#1/156 - Thunder & Roses by Mary Jo Putney
A fun, light historical romance to start the year, this one was a nice, engrossing read that didn't demand too much mental energy... which was perfect, since I was reading it on New Year's Day while DH & DS watched football.
#2 - Once a Soldier by Mary Jo Putney
When I pick up a historical I like through one of my ebook apps, I often look to other titles by the same author for subsequent reads since it can be really hard to sort the good from the bad, especially on Kindle Unlimited where there seems to be a bottomless well of mediocre self-published romances available. Unfortunately, that strategy didn't work out so well with this one. The book was sort of meh throughout, with weak, contrived conflict and forgettable characters.
#3 - The Hate U Give by Angie Thomas
I downloaded this one to read on a flight and absolutely could not put it down. Heartbreaking and beautiful and topical and timely, it is a masterfully written story centering around themes and events that are inescapable in our current moment, and the fact that as a YA book the whole story is told through the eyes of a teen with all the emotional impact of how street violence and police violence effects young black Americans made it hard to read at times and impossible to forget.

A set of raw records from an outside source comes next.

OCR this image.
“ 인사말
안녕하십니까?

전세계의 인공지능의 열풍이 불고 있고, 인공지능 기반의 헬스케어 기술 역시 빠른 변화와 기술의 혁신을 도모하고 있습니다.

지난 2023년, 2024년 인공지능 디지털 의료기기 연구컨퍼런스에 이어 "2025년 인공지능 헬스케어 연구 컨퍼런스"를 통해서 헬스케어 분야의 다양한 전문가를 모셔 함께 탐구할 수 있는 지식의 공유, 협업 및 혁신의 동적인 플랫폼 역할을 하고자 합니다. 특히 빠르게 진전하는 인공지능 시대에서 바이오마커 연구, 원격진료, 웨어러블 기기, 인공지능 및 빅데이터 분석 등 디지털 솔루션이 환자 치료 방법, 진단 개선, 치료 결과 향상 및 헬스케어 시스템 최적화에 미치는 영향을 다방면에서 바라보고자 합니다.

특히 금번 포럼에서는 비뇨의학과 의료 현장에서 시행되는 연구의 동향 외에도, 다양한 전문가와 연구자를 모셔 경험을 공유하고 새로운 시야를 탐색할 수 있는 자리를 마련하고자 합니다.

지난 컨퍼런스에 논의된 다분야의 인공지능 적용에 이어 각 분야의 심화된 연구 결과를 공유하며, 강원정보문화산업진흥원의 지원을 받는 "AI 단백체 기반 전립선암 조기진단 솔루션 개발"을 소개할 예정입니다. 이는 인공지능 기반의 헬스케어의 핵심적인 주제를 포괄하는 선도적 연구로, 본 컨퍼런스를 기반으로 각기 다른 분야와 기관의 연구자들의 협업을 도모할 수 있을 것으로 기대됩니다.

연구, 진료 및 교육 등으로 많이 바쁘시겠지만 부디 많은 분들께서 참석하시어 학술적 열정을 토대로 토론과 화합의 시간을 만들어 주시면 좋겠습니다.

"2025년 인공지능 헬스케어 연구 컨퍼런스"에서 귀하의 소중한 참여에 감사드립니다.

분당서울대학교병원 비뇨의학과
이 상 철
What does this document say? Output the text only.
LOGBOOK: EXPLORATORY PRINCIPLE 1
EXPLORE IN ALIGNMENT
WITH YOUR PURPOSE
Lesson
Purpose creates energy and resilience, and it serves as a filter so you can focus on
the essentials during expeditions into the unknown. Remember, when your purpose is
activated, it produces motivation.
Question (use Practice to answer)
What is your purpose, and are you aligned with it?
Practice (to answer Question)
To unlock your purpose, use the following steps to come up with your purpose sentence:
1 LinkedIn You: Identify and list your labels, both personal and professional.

#4 - The Lost Book of the White by Cassandra Clare
Back to the Shadowhunters world with the second story in a trilogy I started reading last year centering around one of my favorite characters from the universe, this one was precisely as expected... which is to say it did not disappoint. The main character is funny and wild and the conflict always over the top and engrossing, and this thread in the bigger series embodies what I liked so much in the original books but found lacking in some of the other spin-off series.
#5 - Crescent City by Sarah J Mass
The first book in a new series by an author I discovered when she was writing YA but who has since moved into adult fiction, I didn't enjoy this one as much as the other new-adult series she authored. The world was less fantastic, though it is still a universe with all manner of mythological beings, and the social/political themes more explicitly laid out in an almost overly direct way. And I didn't find either of the two main characters particularly likeable, which didn't help. I'm not sure I'll bother picking up the next book in the series when it is released.
#6 - Why We're Polarized by Ezra Klein
My first non-fiction read of the year, and man was it a doozy. This book is excellent, insightful and thoroughly researched, going into the psychological, historical, political and cultural reasons American politics have become so much more polarized over the last few decades. It was immensely readable in the way book-length fiction authored by a good journalist can be - written with an economy of words and a directness of meaning that makes complex ideas flow from one point to the next without embellishment or distraction. But it was also a tough subject to wrap my head around, as someone who is involved in political activism on a grassroots level, simply because it presented a case that is deeply disheartening in many ways and which doesn't bode particularly well for the near future of our political climate.